EU extends summit after deadlock over coronavirus recovery plan

European Union leaders failed to agree on a massive stimulus fund to revive their coronavirus-hammered economies on Saturday after two days of fraught negotiations, but extended their summit for another day to try and overcome their differences.

As the 27 leaders scurried back to their hotels after a late, inconclusive dinner, German Chancellor Angela Merkel and French President Emmanuel Macron stayed behind in the EU’s headquarters in Brussels to haggle with the Dutch-led camp of thrifty countries demanding cuts to the 1.8 trillion euro ($2.06 trillion) package.

“The negotiations were heated,” said Prime Minister Giuseppe Conte of Italy, one of the EU countries most affected by the coronavirus crisis that are seeking generous aid from the bloc. “Europe is under the blackmail of the ‘frugals’.”

“We have to do all what is possible to reach a deal tomorrow. Further delays are not useful to anybody.”

Summit chairman Charles Michel was due to hand new proposals before the 27 reconvene on Sunday.

With the pandemic dealing Europe its worst economic shock since World War II, leaders first locked horns on Friday over a proposed 750 billion euro ($857bn) recovery fund and a 2021-27 EU budget of more than a trillion euros ($1.14 trillion).

They favour repayable loans rather than free grants for the hard-hit indebted economies mostly on the Mediterranean rim, and they want stricter control over how the funds are spent.

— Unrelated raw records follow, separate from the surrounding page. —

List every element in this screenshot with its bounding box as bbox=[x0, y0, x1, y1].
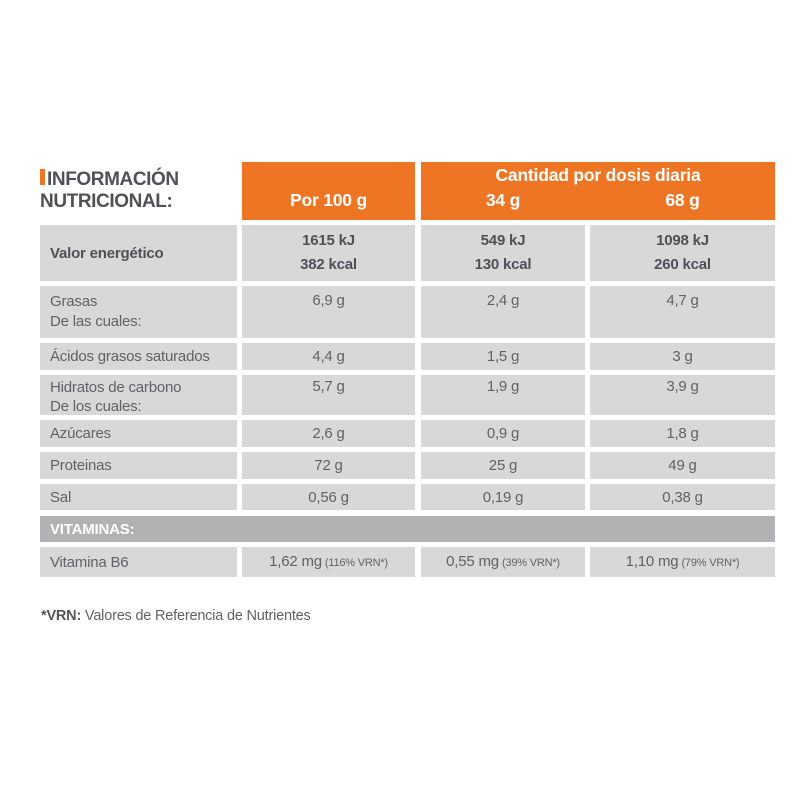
sugars-label: Azúcares bbox=[40, 420, 237, 447]
energy-100g-kj: 1615 kJ bbox=[302, 232, 355, 249]
table-row-fats: Grasas De las cuales: 6,9 g 2,4 g 4,7 g bbox=[40, 286, 775, 338]
table-title-text1: INFORMACIÓN bbox=[47, 169, 179, 190]
energy-100g-kcal: 382 kcal bbox=[300, 256, 357, 273]
salt-value-100g: 0,56 g bbox=[242, 484, 415, 510]
vitamin-b6-value-100g: 1,62 mg (116% VRN*) bbox=[242, 547, 415, 577]
carbohydrates-value-34g: 1,9 g bbox=[421, 375, 585, 415]
vitamin-b6-100g-amount: 1,62 mg bbox=[269, 553, 322, 570]
carbohydrates-label-sub: De los cuales: bbox=[50, 398, 142, 415]
table-header-row: INFORMACIÓN NUTRICIONAL: Por 100 g Canti… bbox=[40, 162, 775, 220]
carbohydrates-value-68g: 3,9 g bbox=[590, 375, 775, 415]
table-title-line1: INFORMACIÓN bbox=[40, 169, 237, 191]
saturated-fats-value-34g: 1,5 g bbox=[421, 343, 585, 370]
vitamin-b6-value-34g: 0,55 mg (39% VRN*) bbox=[421, 547, 585, 577]
fats-label-main: Grasas bbox=[50, 293, 98, 310]
daily-dose-title: Cantidad por dosis diaria bbox=[495, 165, 701, 185]
table-title: INFORMACIÓN NUTRICIONAL: bbox=[40, 162, 237, 220]
salt-value-68g: 0,38 g bbox=[590, 484, 775, 510]
orange-accent-bar bbox=[40, 169, 45, 185]
energy-value-100g: 1615 kJ 382 kcal bbox=[242, 225, 415, 281]
fats-value-100g: 6,9 g bbox=[242, 286, 415, 338]
dose-34g-label: 34 g bbox=[485, 190, 521, 210]
energy-label: Valor energético bbox=[40, 225, 237, 281]
table-row-energy: Valor energético 1615 kJ 382 kcal 549 kJ… bbox=[40, 225, 775, 281]
saturated-fats-label: Ácidos grasos saturados bbox=[40, 343, 237, 370]
column-header-daily-dose: Cantidad por dosis diaria 34 g 68 g bbox=[421, 162, 775, 220]
vrn-footnote-term: *VRN: bbox=[41, 608, 82, 624]
vitamin-b6-value-68g: 1,10 mg (79% VRN*) bbox=[590, 547, 775, 577]
proteins-value-68g: 49 g bbox=[590, 452, 775, 479]
energy-34g-kcal: 130 kcal bbox=[474, 256, 532, 273]
per-100g-label: Por 100 g bbox=[290, 190, 367, 210]
vitamin-b6-34g-vrn: (39% VRN*) bbox=[501, 557, 560, 569]
carbohydrates-label-main: Hidratos de carbono bbox=[50, 379, 182, 396]
table-row-proteins: Proteinas 72 g 25 g 49 g bbox=[40, 452, 775, 479]
table-row-sugars: Azúcares 2,6 g 0,9 g 1,8 g bbox=[40, 420, 775, 447]
energy-value-34g: 549 kJ 130 kcal bbox=[421, 225, 585, 281]
dose-68g-label: 68 g bbox=[665, 190, 700, 210]
vitamin-b6-68g-amount: 1,10 mg bbox=[625, 553, 679, 570]
sugars-value-68g: 1,8 g bbox=[590, 420, 775, 447]
table-row-carbohydrates: Hidratos de carbono De los cuales: 5,7 g… bbox=[40, 375, 775, 415]
table-row-vitamin-b6: Vitamina B6 1,62 mg (116% VRN*) 0,55 mg … bbox=[40, 547, 775, 577]
vitamin-b6-34g-amount: 0,55 mg bbox=[446, 553, 499, 570]
proteins-value-100g: 72 g bbox=[242, 452, 415, 479]
table-row-salt: Sal 0,56 g 0,19 g 0,38 g bbox=[40, 484, 775, 510]
fats-value-68g: 4,7 g bbox=[590, 286, 775, 338]
vitamin-b6-100g-vrn: (116% VRN*) bbox=[324, 557, 388, 569]
fats-label-sub: De las cuales: bbox=[50, 313, 142, 330]
sugars-value-100g: 2,6 g bbox=[242, 420, 415, 447]
vrn-footnote-text: Valores de Referencia de Nutrientes bbox=[81, 608, 311, 624]
saturated-fats-value-100g: 4,4 g bbox=[242, 343, 415, 370]
table-title-text2: NUTRICIONAL: bbox=[40, 191, 173, 212]
vitamin-b6-label: Vitamina B6 bbox=[40, 547, 237, 577]
energy-34g-kj: 549 kJ bbox=[480, 232, 526, 249]
energy-68g-kcal: 260 kcal bbox=[654, 256, 711, 273]
carbohydrates-value-100g: 5,7 g bbox=[242, 375, 415, 415]
table-row-saturated-fats: Ácidos grasos saturados 4,4 g 1,5 g 3 g bbox=[40, 343, 775, 370]
vitamins-section-header: VITAMINAS: bbox=[40, 516, 775, 542]
proteins-label: Proteinas bbox=[40, 452, 237, 479]
energy-68g-kj: 1098 kJ bbox=[656, 232, 709, 249]
carbohydrates-label: Hidratos de carbono De los cuales: bbox=[40, 375, 237, 415]
saturated-fats-value-68g: 3 g bbox=[590, 343, 775, 370]
fats-value-34g: 2,4 g bbox=[421, 286, 585, 338]
daily-dose-subcolumns: 34 g 68 g bbox=[421, 190, 775, 211]
vitamin-b6-68g-vrn: (79% VRN*) bbox=[681, 557, 740, 569]
salt-label: Sal bbox=[40, 484, 237, 510]
nutrition-table: INFORMACIÓN NUTRICIONAL: Por 100 g Canti… bbox=[40, 162, 775, 577]
salt-value-34g: 0,19 g bbox=[421, 484, 585, 510]
column-header-per-100g: Por 100 g bbox=[242, 162, 415, 220]
fats-label: Grasas De las cuales: bbox=[40, 286, 237, 338]
vrn-footnote: *VRN: Valores de Referencia de Nutriente… bbox=[41, 608, 311, 624]
vitamins-section-header-row: VITAMINAS: bbox=[40, 516, 775, 542]
energy-value-68g: 1098 kJ 260 kcal bbox=[590, 225, 775, 281]
proteins-value-34g: 25 g bbox=[421, 452, 585, 479]
sugars-value-34g: 0,9 g bbox=[421, 420, 585, 447]
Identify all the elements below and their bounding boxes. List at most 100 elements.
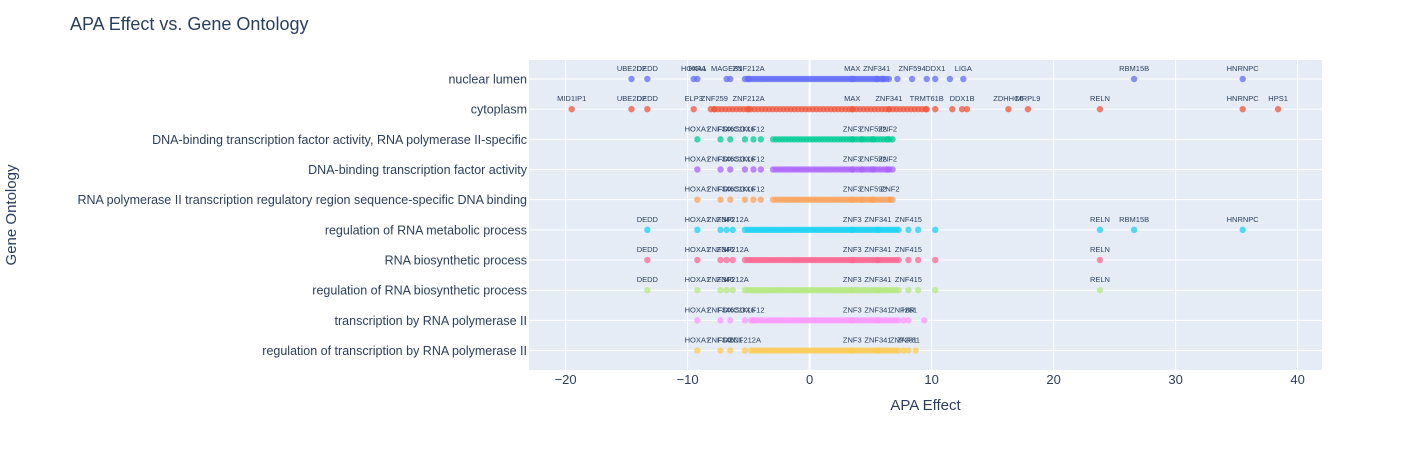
data-point [914, 226, 922, 234]
point-label: KLF12 [742, 155, 764, 164]
data-point [869, 196, 877, 203]
point-label: RELN [1090, 215, 1110, 224]
data-point [694, 166, 701, 173]
point-label: ZNF592 [859, 155, 886, 164]
point-label: ZNF415 [895, 245, 922, 254]
data-point [912, 347, 919, 354]
data-point [741, 166, 749, 173]
point-label: ZNF415 [895, 275, 922, 284]
data-point [750, 166, 757, 173]
data-point [895, 256, 902, 264]
data-point [729, 256, 736, 264]
data-point [1005, 105, 1012, 113]
point-label: HIR [902, 305, 916, 314]
data-point [694, 256, 701, 264]
point-label: ZNF346 [707, 185, 734, 194]
point-label: DEDD [637, 94, 659, 103]
data-point [923, 75, 930, 83]
data-point [729, 286, 736, 294]
data-point [858, 136, 866, 143]
data-point [757, 166, 764, 173]
data-point [727, 347, 734, 354]
point-label: ZNF341 [864, 305, 891, 314]
data-point [1239, 75, 1246, 83]
data-point [717, 226, 724, 234]
data-point [694, 347, 701, 354]
point-label: ZNF3 [843, 124, 862, 133]
point-label: TRMT61B [910, 94, 944, 103]
point-label: FOXC1 [718, 305, 743, 314]
data-point [905, 317, 912, 324]
data-point [1239, 226, 1246, 234]
point-label: ZNF346 [707, 155, 734, 164]
x-tick-label: 0 [806, 372, 813, 387]
x-tick-label: 10 [924, 372, 938, 387]
data-point [717, 136, 724, 143]
data-point [905, 226, 912, 234]
y-tick-label: DNA-binding transcription factor activit… [308, 163, 528, 177]
point-label: HOXA1 [685, 305, 710, 314]
data-point [729, 226, 736, 234]
data-point [750, 196, 757, 203]
data-point [1239, 105, 1246, 113]
point-label: ZNF81 [897, 336, 920, 345]
data-point [1096, 256, 1104, 264]
point-label: HIRA [688, 64, 706, 73]
data-point [895, 286, 902, 294]
point-label: ZNF341 [864, 275, 891, 284]
point-label: HNRNPC [1227, 94, 1260, 103]
point-label: ZNF2 [881, 185, 900, 194]
data-point [960, 75, 967, 83]
data-point [741, 196, 749, 203]
point-label: ZNF346 [707, 275, 734, 284]
data-point [717, 286, 724, 294]
data-point [932, 256, 939, 264]
data-point [895, 317, 902, 324]
x-tick-label: −10 [677, 372, 699, 387]
y-axis-title: Gene Ontology [3, 164, 20, 265]
point-label: ZNF281 [890, 305, 917, 314]
point-label: ZNF212A [717, 275, 749, 284]
data-point [723, 286, 730, 294]
data-point [905, 286, 912, 294]
data-point [745, 105, 752, 113]
y-axis-ticks: nuclear lumen cytoplasm DNA-binding transc… [77, 73, 527, 359]
point-label: ZNF212A [717, 215, 749, 224]
point-label: ZNF259 [701, 94, 728, 103]
point-label: ZNF346 [707, 215, 734, 224]
data-point [757, 136, 764, 143]
point-label: ZNF3 [843, 155, 862, 164]
data-point [1130, 226, 1138, 234]
point-label: KLF12 [742, 305, 764, 314]
point-label: RBM15B [1119, 215, 1149, 224]
point-label: DDX1 [925, 64, 945, 73]
data-point [711, 105, 718, 113]
point-label: DDX1B [950, 94, 975, 103]
point-label: ZNF3 [843, 305, 862, 314]
point-label: ELP3 [685, 94, 703, 103]
data-point [914, 256, 922, 264]
point-label: HOXA1 [685, 155, 710, 164]
y-tick-label: transcription by RNA polymerase II [335, 314, 527, 328]
data-point [884, 166, 891, 173]
point-label: ZNF341 [864, 336, 891, 345]
point-label: ZNF341 [864, 215, 891, 224]
data-point [874, 256, 882, 264]
data-point [694, 286, 701, 294]
data-point [644, 256, 651, 264]
data-point [1024, 105, 1032, 113]
y-tick-label: cytoplasm [471, 103, 527, 117]
point-label: HPS1 [1268, 94, 1288, 103]
data-point [895, 226, 902, 234]
data-point [921, 317, 928, 324]
point-label: RBM15B [1119, 64, 1149, 73]
point-label: ZNF346 [707, 305, 734, 314]
data-point [727, 136, 734, 143]
data-point [949, 105, 956, 113]
point-label: LIGA [955, 64, 972, 73]
data-point [849, 286, 856, 294]
data-point [628, 75, 635, 83]
point-label: MAX [844, 94, 860, 103]
data-point [905, 256, 912, 264]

Hopes for an agreement grew earlier on Saturday when Michel proposed revisions to the overall package designed to assuage the Dutch concerns.

Proposed cuts sink early deal

Under his new plan, the portion of grants in the recovery fund would be reduced to 450 billion euros ($514bn) from 500 billion euros ($571bn) and an ’emergency brake’ on disbursement would be added.

But hopes that this would be enough faded quickly as Sweden asked for grants to be cut to 155 billion euros ($177bn), according to diplomatic sources. Some pointed out the recovery scheme would risk being irrelevant at that much-reduced scale.

The budget commissioner of the bloc’s executive branch reminded the leaders – who wore masks and kept their distance from each other – that COVID-19 was still among them and that they needed to act.

“Just a solemn reminder: the Corona crisis is not over: infections on the rise in many countries,” Johannes Hahn tweeted. “High time to reach an agreement which allows us to provide the urgently needed support for our citizens+economies!”

Diplomats said the “frugals” also pressed through the day for bigger rebates for net payers into the core EU budget, among other demands.

Other countries had their own demands in negotiations criss-crossing different regional and economic priorities, putting in doubt an unprecedented act of solidarity for the EU under which the executive European Commission would borrow billions of euros on capital markets on behalf of them all.